Il mio viaggio editoriale all’evento “Testo”

Testo
[Come si diventa un libro]

Ti racconto la mia esperienza dei tre giorni di questo evento editoriale 

In questo articolo parlo di:
Il 25 febbraio 2022 correvo come Alice mentre insegue il bianconiglio: stavo per perdere il treno che mi avrebbe portato a Firenze, all’evento Testo. Per fortuna, l’oramai noto ritardo di Trenitalia mi ha permesso di raggiungere Firenze in una giornata densa di nuvole e pioggia ma poco importava: stavo per entrare nel paese delle meraviglie dell’editoria!

Cos’è Testo?

Testo racconta la nascita di un libro. La sua originalità risiede nel ricrearne il ciclo di vita con un percorso in sette stazioni; ottimo richiamo alla location. Ogni stazione presenta una fase: lo scrittore, l’editor, i traduttori, i grafici, i promotori, i librai e l’ultimo, ma non meno importante, il lettore. Organizzato da Pitti Immagine e Stazione Leopolda, nasce dalla straordinaria idea della libreria Todo Modo di Firenze [che vi consiglio di visitare] gestita dal duo composta da Maddalena Fossombroni e Piero Torrigiani. L’ingresso si presenta con una gigantografia della mappa della location e la posizione di ogni area. Accanto, un’altra gigantografia mostra l’elenco di tutte le case editrici presenti: un bel modo per studiare il proprio percorso. Ovviamente, è presente anche una mappa a misura d’uomo! E per i primi 3000 visitatori, un gadget omaggio: una bellissima agenda del colore dell’evento, arancione, che sono riuscita ad accaparrarmi per riempirla di appunti sull’evento! I lunghi e ampi corridoi di Stazione Leopolda presentano tutti gli espositori con il medesimo spazio: una bellissima immagine di coesione sociale. Il programma, invece, è suddiviso tra presentazioni e incontri, gestito da un team di persone: i “capistazione”. Una figura che ho avuto il piacere di ascoltare più volte durante gli incontri, e che più di tutte mi ha affascinato per il modo di interagire e parlare di libri e social, è quella di Luca Briasco, direttore editoriale di Minimum Fax [e dal 2018 traduttore italiano di Stephen King]. Ho trovato una sua intervista da parte di IlGiornale.it che vi consiglio di leggere.

La mia esperienza

Varcata la soglia dell’evento, da lettrice e scrittrice-in-erba quale sono, mi sono sentita sopraffatta da tutti gli stand colmi di libri esposti in modo magistrale e addestrati a stare uno sopra l’altro in perfetto ordine; le copertine colorate ben in vista.

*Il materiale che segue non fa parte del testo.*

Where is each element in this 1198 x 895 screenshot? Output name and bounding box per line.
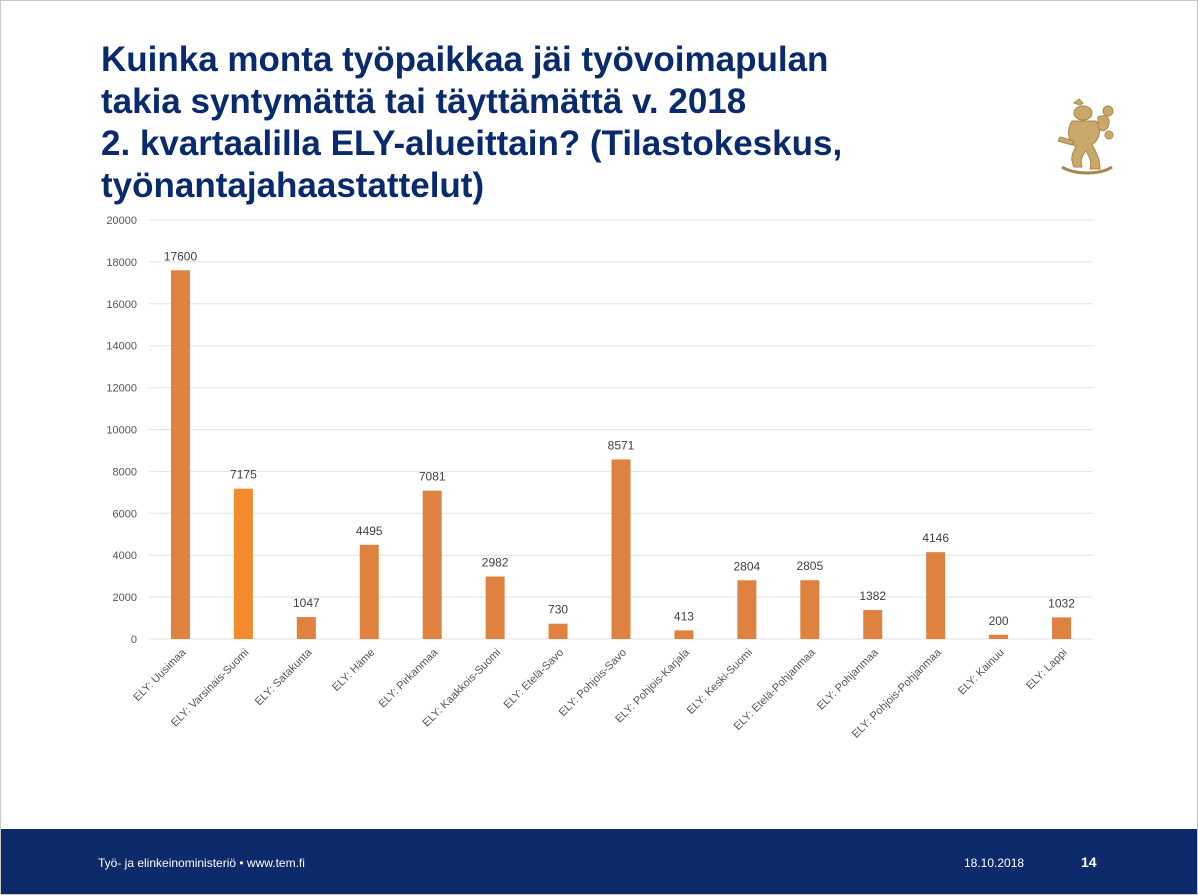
y-tick-label: 12000 xyxy=(106,383,137,395)
y-tick-label: 0 xyxy=(131,634,137,646)
data-label: 4146 xyxy=(922,531,949,545)
data-label: 1047 xyxy=(293,596,320,610)
bar xyxy=(170,270,190,639)
bar-chart: 0 2000 4000 6000 8000 10000 12000 14000 16000 180… xyxy=(106,215,1093,741)
title-line: työnantajahaastattelut) xyxy=(101,166,485,205)
y-tick-label: 14000 xyxy=(106,341,137,353)
bar xyxy=(926,552,946,639)
category-label: ELY: Häme xyxy=(330,647,377,694)
data-label: 2804 xyxy=(734,559,761,573)
category-label: ELY: Kainuu xyxy=(956,647,1007,698)
data-label: 730 xyxy=(548,603,568,617)
category-label: ELY: Pohjanmaa xyxy=(815,646,881,712)
category-label: ELY: Satakunta xyxy=(253,646,315,708)
category-label: ELY: Uusimaa xyxy=(131,646,189,704)
data-label: 8571 xyxy=(608,438,635,452)
y-tick-label: 2000 xyxy=(113,592,137,604)
data-label: 7175 xyxy=(230,468,257,482)
bar xyxy=(800,580,820,639)
category-label: ELY: Pirkanmaa xyxy=(377,646,441,710)
bar xyxy=(359,544,379,639)
category-label: ELY: Lappi xyxy=(1024,647,1070,693)
category-label: ELY: Etelä-Savo xyxy=(502,647,567,712)
bar xyxy=(989,634,1009,639)
y-tick-label: 18000 xyxy=(106,257,137,269)
bar xyxy=(485,576,505,639)
bar xyxy=(548,623,568,639)
title-line: takia syntymättä tai täyttämättä v. 2018 xyxy=(101,82,747,121)
data-label: 1032 xyxy=(1048,596,1075,610)
slide-title: Kuinka monta työpaikkaa jäi työvoimapula… xyxy=(101,39,1001,207)
y-tick-label: 4000 xyxy=(113,550,137,562)
bar xyxy=(422,490,442,639)
title-line: 2. kvartaalilla ELY-alueittain? (Tilasto… xyxy=(101,124,843,163)
data-label: 200 xyxy=(989,614,1009,628)
title-line: Kuinka monta työpaikkaa jäi työvoimapula… xyxy=(101,40,829,79)
data-label: 4495 xyxy=(356,524,383,538)
footer-date: 18.10.2018 xyxy=(964,856,1025,870)
data-label: 1382 xyxy=(859,589,886,603)
data-label: 413 xyxy=(674,609,694,623)
footer-org-text: Työ- ja elinkeinoministeriö • www.tem.fi xyxy=(98,856,305,870)
bar xyxy=(296,617,316,639)
footer: Työ- ja elinkeinoministeriö • www.tem.fi… xyxy=(1,829,1197,894)
data-label: 2805 xyxy=(796,559,823,573)
y-tick-label: 6000 xyxy=(113,508,137,520)
data-label: 17600 xyxy=(164,249,198,263)
category-label: ELY: Keski-Suomi xyxy=(685,647,755,717)
bar xyxy=(674,630,694,639)
bar xyxy=(611,459,631,639)
y-tick-label: 20000 xyxy=(106,215,137,227)
page-number: 14 xyxy=(1081,854,1097,870)
bar xyxy=(233,488,253,639)
category-label: ELY: Pohjois-Savo xyxy=(557,647,629,719)
y-tick-label: 10000 xyxy=(106,425,137,437)
bar xyxy=(863,610,883,639)
y-tick-label: 16000 xyxy=(106,299,137,311)
lion-coat-of-arms-icon xyxy=(1057,98,1114,175)
data-label: 2982 xyxy=(482,556,509,570)
data-label: 7081 xyxy=(419,470,446,484)
y-tick-label: 8000 xyxy=(113,466,137,478)
bar xyxy=(1052,617,1072,639)
bar xyxy=(737,580,757,639)
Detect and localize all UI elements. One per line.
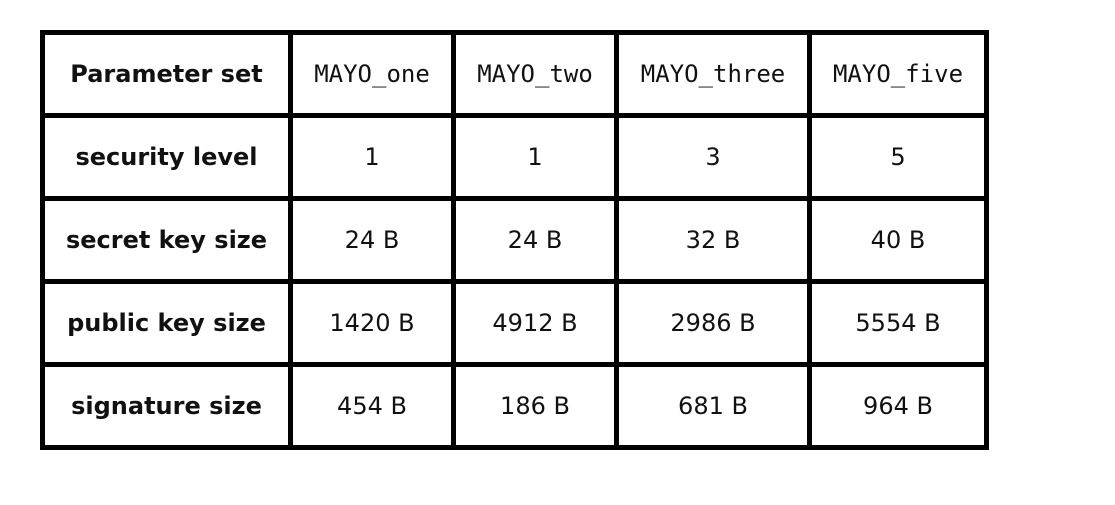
column-header-mayo-five: MAYO_five bbox=[807, 30, 989, 118]
column-header-mayo-one: MAYO_one bbox=[288, 30, 456, 118]
header-row: Parameter set MAYO_one MAYO_two MAYO_thr… bbox=[40, 30, 989, 118]
table-cell: 5554 B bbox=[807, 279, 989, 367]
table-row: signature size 454 B 186 B 681 B 964 B bbox=[40, 362, 989, 450]
table-cell: 2986 B bbox=[614, 279, 812, 367]
column-header-mayo-two: MAYO_two bbox=[451, 30, 619, 118]
table-cell: 186 B bbox=[451, 362, 619, 450]
table-cell: 4912 B bbox=[451, 279, 619, 367]
table-cell: 3 bbox=[614, 113, 812, 201]
column-header-mayo-three: MAYO_three bbox=[614, 30, 812, 118]
table-cell: 454 B bbox=[288, 362, 456, 450]
row-label-secret-key-size: secret key size bbox=[40, 196, 293, 284]
table-cell: 32 B bbox=[614, 196, 812, 284]
table-cell: 964 B bbox=[807, 362, 989, 450]
table-cell: 5 bbox=[807, 113, 989, 201]
row-label-public-key-size: public key size bbox=[40, 279, 293, 367]
table-cell: 1 bbox=[451, 113, 619, 201]
table-cell: 24 B bbox=[451, 196, 619, 284]
table-cell: 681 B bbox=[614, 362, 812, 450]
table-row: secret key size 24 B 24 B 32 B 40 B bbox=[40, 196, 989, 284]
table-cell: 1 bbox=[288, 113, 456, 201]
parameter-table: Parameter set MAYO_one MAYO_two MAYO_thr… bbox=[40, 30, 989, 450]
table-row: security level 1 1 3 5 bbox=[40, 113, 989, 201]
table-cell: 24 B bbox=[288, 196, 456, 284]
row-label-security-level: security level bbox=[40, 113, 293, 201]
parameter-set-header: Parameter set bbox=[40, 30, 293, 118]
table-row: public key size 1420 B 4912 B 2986 B 555… bbox=[40, 279, 989, 367]
row-label-signature-size: signature size bbox=[40, 362, 293, 450]
table-cell: 1420 B bbox=[288, 279, 456, 367]
table-cell: 40 B bbox=[807, 196, 989, 284]
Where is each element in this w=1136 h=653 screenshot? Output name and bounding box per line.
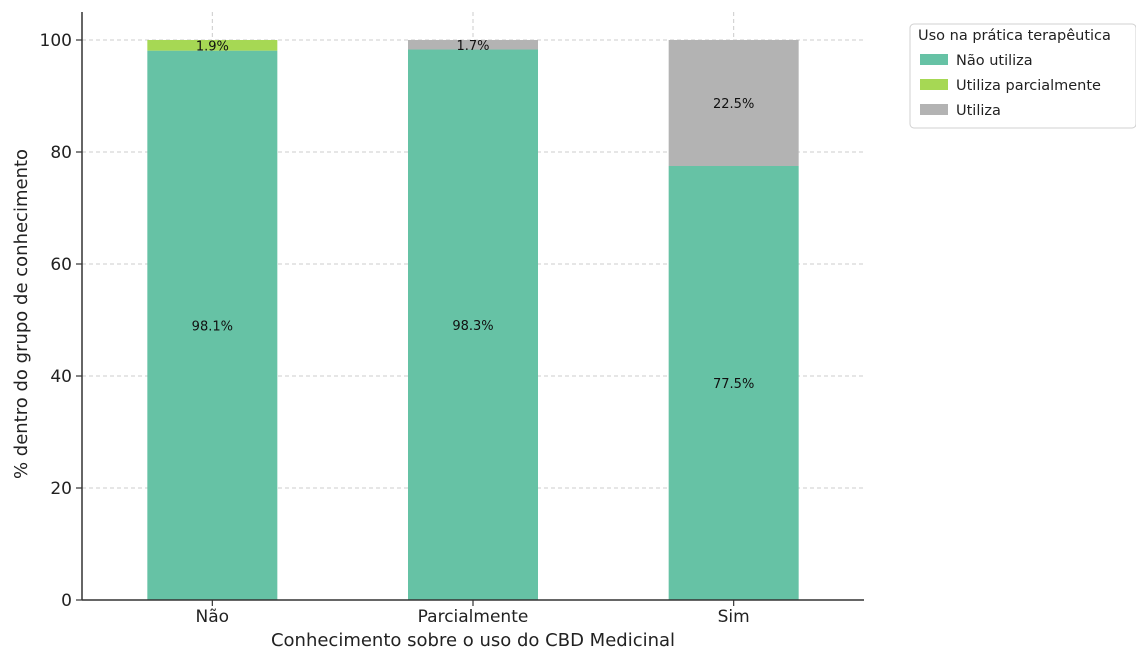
- data-label: 98.1%: [192, 319, 233, 334]
- x-tick-label: Sim: [718, 607, 750, 627]
- legend-frame: [909, 23, 1136, 129]
- y-tick-label: 80: [50, 143, 72, 163]
- bars-layer: [147, 40, 799, 600]
- legend-label: Utiliza: [956, 103, 1001, 119]
- y-tick-label: 40: [50, 367, 72, 387]
- data-label: 98.3%: [452, 319, 493, 334]
- legend-title: Uso na prática terapêutica: [918, 28, 1111, 44]
- data-label: 22.5%: [713, 97, 754, 112]
- bar-segment: [147, 40, 278, 51]
- bar-segment: [408, 40, 538, 50]
- data-label: 1.9%: [196, 39, 229, 54]
- bar-segment: [668, 166, 799, 600]
- x-tick-label: Parcialmente: [418, 607, 529, 627]
- bar-segment: [408, 49, 538, 600]
- y-tick-label: 60: [50, 255, 72, 275]
- y-tick-label: 0: [61, 591, 72, 611]
- legend-swatch: [920, 54, 948, 65]
- bar-segment: [668, 40, 799, 166]
- legend-label: Utiliza parcialmente: [956, 78, 1101, 94]
- legend-label: Não utiliza: [956, 53, 1033, 69]
- data-label: 1.7%: [456, 39, 489, 54]
- data-labels-layer: 98.1% 1.9% 98.3% 1.7% 77.5% 22.5%: [192, 39, 755, 392]
- data-label: 77.5%: [713, 377, 754, 392]
- legend-swatch: [920, 79, 948, 90]
- y-tick-label: 20: [50, 479, 72, 499]
- x-axis-title: Conhecimento sobre o uso do CBD Medicina…: [271, 630, 675, 651]
- axes-layer: 0 20 40 60 80 100 Não Parcialmente Sim: [40, 12, 864, 627]
- y-tick-label: 100: [40, 31, 72, 51]
- y-axis-title: % dentro do grupo de conhecimento: [11, 149, 32, 479]
- bar-segment: [147, 50, 278, 600]
- legend: Uso na prática terapêutica Não utiliza Ut…: [909, 23, 1136, 129]
- legend-swatch: [920, 104, 948, 115]
- x-tick-label: Não: [196, 607, 230, 627]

La stazione Leopolda si sviluppa in lunghezza e così ho deciso di adottare il sistema del “nuotatore”: un corridoio alla volta, prima un lato, poi l’altro tornando indietro. Una tattica infallibile per non perdere di vista nessun espositore! Tra le luci soffuse, l’odore del caffè e il chiacchierio della gente, diventato un regolare sottofondo, tre sono gli elementi che più di tutti hanno catturato la mia attenzione: un inno alla cultura, una forte esigenza di trasmettere il piacere per la lettura e una voglia di riscoperta, di noi e di nuovi immaginari, soprattutto dopo un lungo periodo culturale di letargo. È stato bello, quanto confortante, girare tra gli espositori e toccare un libro, sfogliarlo, leggere le prime pagine, percepire il profumo della carta che in quel luogo risuonava come una precoce primavera. Chi era più carico di altri di entusiasmo, ti accoglieva allo stand con un sorriso che non vedevi per via della mascherina ma che percepivi dall’espressione degli occhi. E senza accorgerti, ti ritrovavi a parlare con una casa editrice che ti raccontava le ultime novità dell’editoria. Ti parlava di libri e autori da conoscere o rispolverava per te un testo che volevi rileggere da tempo. Giravi con aria curiosa e divertita, intorno a blocchi quadrati che ricordavano l’angolo di una libreria. E come Alice, persa nei boschi dai mille cartelli, speravi nell’apparizione dello stregatto per chiedergli un consiglio su quale libro acquistare!